Amber Rudd has insisted that committing to the controversial rail project was a litmus test of whether the next Tory leader was serious about the UK's long term economic prosperity.
A number of Conservative leadership candidates – including Boris Johnson and Michael Gove – have questioned the future of the £56 billion line, predominantly over concerns about costs and usage.
The first phase of HS2 is set to run from London to Birmingham, with a second stage passing through 45 miles of Staffordshire countryside on its way to the north west.
Work and Pensions Secretary Ms Rudd, said: “HS2 is a very good example of thinking long term.
“I want to be part of a government that reaches across the whole of the country. A national government has to have national priorities. National projects have to come from the top.”

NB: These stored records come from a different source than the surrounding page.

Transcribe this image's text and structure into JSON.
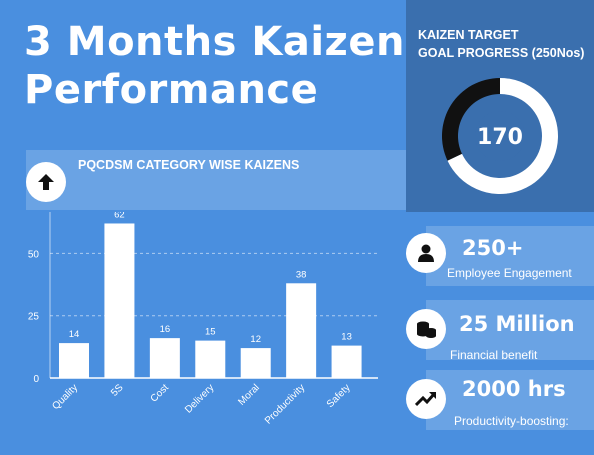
{
  "header": {
    "title": "3 Months Kaizen\nPerformance"
  },
  "target": {
    "title": "KAIZEN  TARGET\nGOAL PROGRESS (250Nos)",
    "achieved": 170,
    "goal": 250,
    "center_label": "170",
    "colors": {
      "done": "#ffffff",
      "remaining": "#111111"
    }
  },
  "category_section": {
    "title": "PQCDSM CATEGORY WISE KAIZENS",
    "icon": "up-arrow-icon"
  },
  "chart_data": {
    "type": "bar",
    "categories": [
      "Quality",
      "5S",
      "Cost",
      "Delivery",
      "Moral",
      "Productivity",
      "Safety"
    ],
    "values": [
      14,
      62,
      16,
      15,
      12,
      38,
      13
    ],
    "data_labels": [
      "14",
      "62",
      "16",
      "15",
      "12",
      "38",
      "13"
    ],
    "yticks": [
      "0",
      "25",
      "50"
    ],
    "ylim": [
      0,
      65
    ],
    "grid": true,
    "bar_color": "#ffffff"
  },
  "stats": [
    {
      "value": "250+",
      "label": "Employee Engagement",
      "icon": "person-icon"
    },
    {
      "value": "25 Million",
      "label": "Financial benefit",
      "icon": "coins-icon"
    },
    {
      "value": "2000 hrs",
      "label": "Productivity-boosting:",
      "icon": "trend-up-icon"
    }
  ]
}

Mr Johnson is among Tory MPs who believe the project’s funds would be better spent on alternative schemes, including funding new transport links between northern cities and focusing on improvements to existing networks.
Others, including Lichfield MP Michael Fabricant and Stone MP Sir Bill Cash have expressed concerns over its impact on the environment.
Treasury Chief Secretary Liz Truss said last month HS2 would be considered as part of the government’s spending review.
In an interview with the Financial Times Ms Rudd, who is part of the 60-strong One Nation group of moderate Tories, said she had not yet decided whether to stand for the leadership herself.
However, she is likely to have a key role in deciding who succeeds Mrs May when she eventually leaves Number 10.
So far former Pensions Secretary Esther McVey, International Development Secretary Rory Stewart and Commons leader Andrea Leadsom have confirmed their intentions to stand.
Ms Rudd said the economy was her priority, which was why she could never support a leadership candidate who was prepared to take Britain out of the EU without a deal. “The biggest threat to the economy is the threat of no deal,” she said.
She added that while the government was carrying out contingency planning for a no deal exit, nobody should ever want it to happen.
“It’s like you put on a seatbelt when you drive a car but you don’t necessarily want to crash the car because you’re wearing the seatbelt,” she said.